The sad thing is, I'm ordinary -- just another average product of the American public school system. Heck, I've got it good: I've got responsible parents who told me there are more important things than liberty and celebrity. I wasn't pushed into the spotlight and left there to drown in my own money. Compared to Britney Spears, I was given plenty of preparation for real life. I can't imagine what it would be like to be living the Pop Princess life and try to shift into living the mommy life.

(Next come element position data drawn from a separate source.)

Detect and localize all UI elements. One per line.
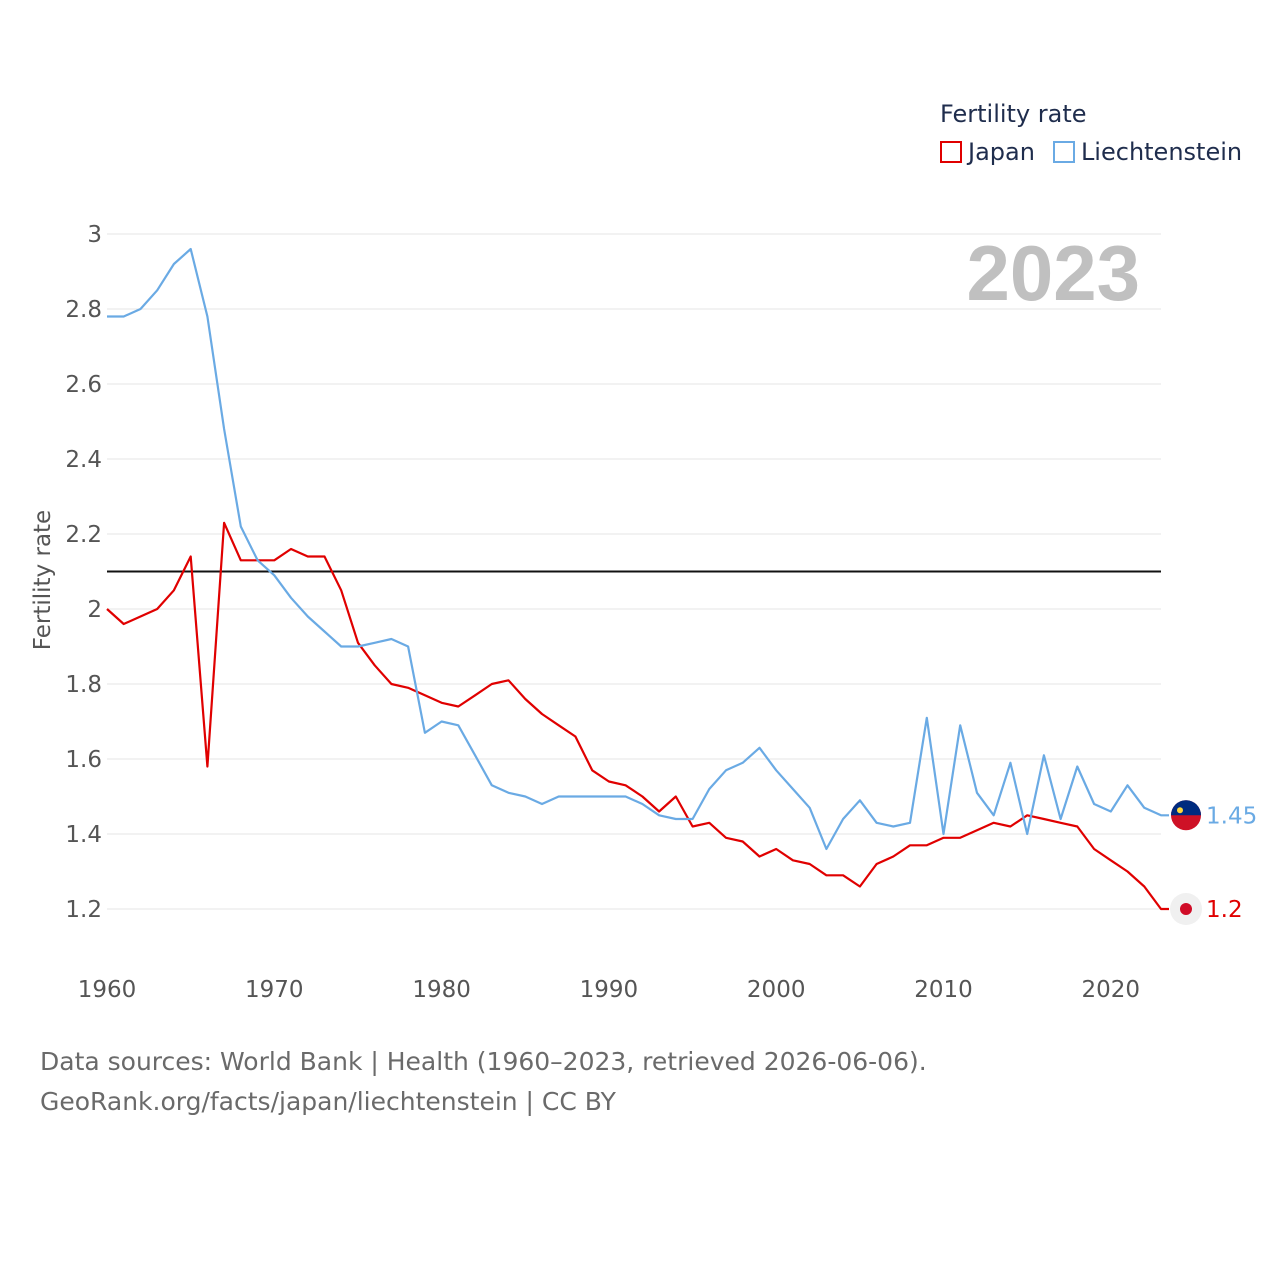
y-tick-label: 2.2 <box>65 522 102 548</box>
x-tick-label: 1980 <box>412 977 471 1003</box>
legend: Fertility rate Japan Liechtenstein <box>940 100 1242 166</box>
y-tick-label: 2 <box>87 597 102 623</box>
year-label: 2023 <box>966 229 1140 317</box>
y-tick-label: 1.4 <box>65 822 102 848</box>
legend-label-japan: Japan <box>968 138 1035 166</box>
legend-item-japan[interactable]: Japan <box>940 138 1035 166</box>
y-tick-label: 3 <box>87 222 102 248</box>
source-url[interactable]: GeoRank.org/facts/japan/liechtenstein | … <box>40 1087 616 1116</box>
y-axis-title: Fertility rate <box>30 510 56 650</box>
y-tick-label: 1.2 <box>65 897 102 923</box>
japan-flag-icon <box>1170 893 1202 925</box>
gridlines <box>107 233 1161 910</box>
series-line-japan <box>106 521 1169 911</box>
series-line-liechtenstein <box>107 247 1169 851</box>
legend-label-liechtenstein: Liechtenstein <box>1080 138 1243 166</box>
y-tick-label: 2.8 <box>65 297 102 323</box>
legend-title: Fertility rate <box>940 100 1087 128</box>
x-axis-ticks: 1960 1970 1980 1990 2000 2010 2020 <box>78 977 1140 1003</box>
source-line: Data sources: World Bank | Health (1960–… <box>40 1047 927 1076</box>
x-tick-label: 2020 <box>1082 977 1141 1003</box>
series-lines <box>106 247 1169 911</box>
x-tick-label: 1990 <box>580 977 639 1003</box>
legend-swatch-liechtenstein <box>1052 141 1075 163</box>
y-axis-ticks: 1.2 1.4 1.6 1.8 2 2.2 2.4 2.6 2.8 3 <box>65 222 102 923</box>
y-tick-label: 1.8 <box>65 672 102 698</box>
y-tick-label: 1.6 <box>65 747 102 773</box>
liechtenstein-flag-icon <box>1171 800 1201 831</box>
legend-swatch-japan <box>940 141 962 163</box>
legend-item-liechtenstein[interactable]: Liechtenstein <box>1052 138 1243 166</box>
end-markers: 1.2 1.45 <box>1170 800 1257 925</box>
end-value-label-liechtenstein: 1.45 <box>1206 803 1257 829</box>
source-note: Data sources: World Bank | Health (1960–… <box>40 1042 927 1122</box>
x-tick-label: 1970 <box>245 977 304 1003</box>
x-tick-label: 1960 <box>78 977 137 1003</box>
x-tick-label: 2010 <box>914 977 973 1003</box>
y-tick-label: 2.6 <box>65 372 102 398</box>
y-tick-label: 2.4 <box>65 447 102 473</box>
x-tick-label: 2000 <box>747 977 806 1003</box>
end-value-label-japan: 1.2 <box>1206 897 1243 923</box>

Even with nannies and a staff of servants, the mental shift -- ”Oh, my God, these little boys depend on me to be their mother!”—must be of seismic proportions. Add to it the pressure to keep up the tabloid lifestyle, and it's no wonder she's going publicly crazy.

Yes, pressure. I admit it: I follow Britney Spears. Idly, it's true, but how many people out there devote serious time to reading celebrity gossip sites just to keep tabs on her? How many people would be deeply disappointed if she gave up partying and devoted herself to being a mom, or at least a real, sane person? The plain fact is, we want Britney Spears to keep on being a Pop Princess. We're convinced that it's possible to go on being a Pop Princess after the massive event that is the entrance to motherhood. After all, we've spent years telling kids like Britney that they can be anything they want to be -- why not be both princess and mom? Isn't anything possible if she just follows her dreams?

Well, she followed them, and we can all see where it's getting her. We can also see where it's getting plenty of other women as they try to be everything at once -- mother, worker, lover, dreamer. And then there are the men who refuse to marry or support their kids because they're busy chasing their dreams. We expect this motto of ours, that you can be whatever you want to be when you grow up, to start working out someday. We keep going back to it, keep telling it to our children. We keep expecting it to work.

Britney Spears is just one wicker of the handbasket we're all in. Because repeating the same motto over and over and expecting it to have different results this time is the definition of insanity.

Kate Bluett is a new mother from Irving, Texas.